The regulatory line here is precise and consequential. The 21st Century Cures Act carved out a non-device lane for certain CDS, and FDA's 2022 guidance interprets that exemption narrowly. A central condition is that the tool must let the clinician independently review the basis for its recommendations — the inputs, the sources, the reasoning — rather than simply trusting the output. If the clinician cannot reasonably understand why the software is recommending something and would have to rely on it, the software is more likely to fall under FDA Software as a Medical Device (SaMD) regulation.
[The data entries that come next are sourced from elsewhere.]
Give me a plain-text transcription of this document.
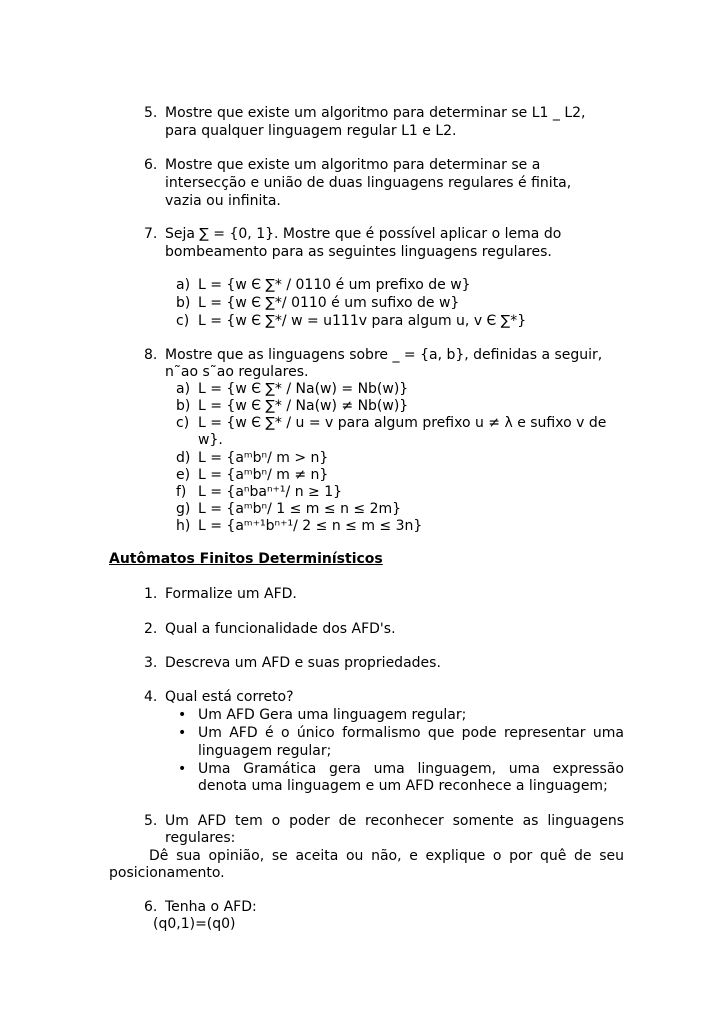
5. Mostre que existe um algoritmo para determinar se L1 _ L2,
para qualquer linguagem regular L1 e L2.
6. Mostre que existe um algoritmo para determinar se a
intersecção e união de duas linguagens regulares é finita,
vazia ou infinita.
7. Seja ∑ = {0, 1}. Mostre que é possível aplicar o lema do
bombeamento para as seguintes linguagens regulares.
a) L = {w Є ∑* / 0110 é um prefixo de w}
b) L = {w Є ∑*/ 0110 é um sufixo de w}
c) L = {w Є ∑*/ w = u111v para algum u, v Є ∑*}
8. Mostre que as linguagens sobre _ = {a, b}, definidas a seguir,
n˜ao s˜ao regulares.
a) L = {w Є ∑* / Na(w) = Nb(w)}
b) L = {w Є ∑* / Na(w) ≠ Nb(w)}
c) L = {w Є ∑* / u = v para algum prefixo u ≠ λ e sufixo v de
w}.
d) L = {aᵐbⁿ/ m > n}
e) L = {aᵐbⁿ/ m ≠ n}
f) L = {aⁿbaⁿ⁺¹/ n ≥ 1}
g) L = {aᵐbⁿ/ 1 ≤ m ≤ n ≤ 2m}
h) L = {aᵐ⁺¹bⁿ⁺¹/ 2 ≤ n ≤ m ≤ 3n}
Autômatos Finitos Determinísticos
1. Formalize um AFD.
2. Qual a funcionalidade dos AFD's.
3. Descreva um AFD e suas propriedades.
4. Qual está correto?
• Um AFD Gera uma linguagem regular;
• Um AFD é o único formalismo que pode representar uma
linguagem regular;
• Uma Gramática gera uma linguagem, uma expressão
denota uma linguagem e um AFD reconhece a linguagem;
5. Um AFD tem o poder de reconhecer somente as linguagens
regulares:
Dê sua opinião, se aceita ou não, e explique o por quê de seu
posicionamento.
6. Tenha o AFD:
(q0,1)=(q0)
That transparency requirement is, in effect, an interface specification in disguise. To stay on the non-device side, your CDS must show its work: surface the source guideline or data, the patient inputs it used, and the logic that led to the recommendation, in a form a clinician can actually evaluate at the point of care. The common mistake is building a black-box recommender that just emits an answer — efficient to use, but exactly the design that pulls a product into device scope and the clearance obligations that come with it.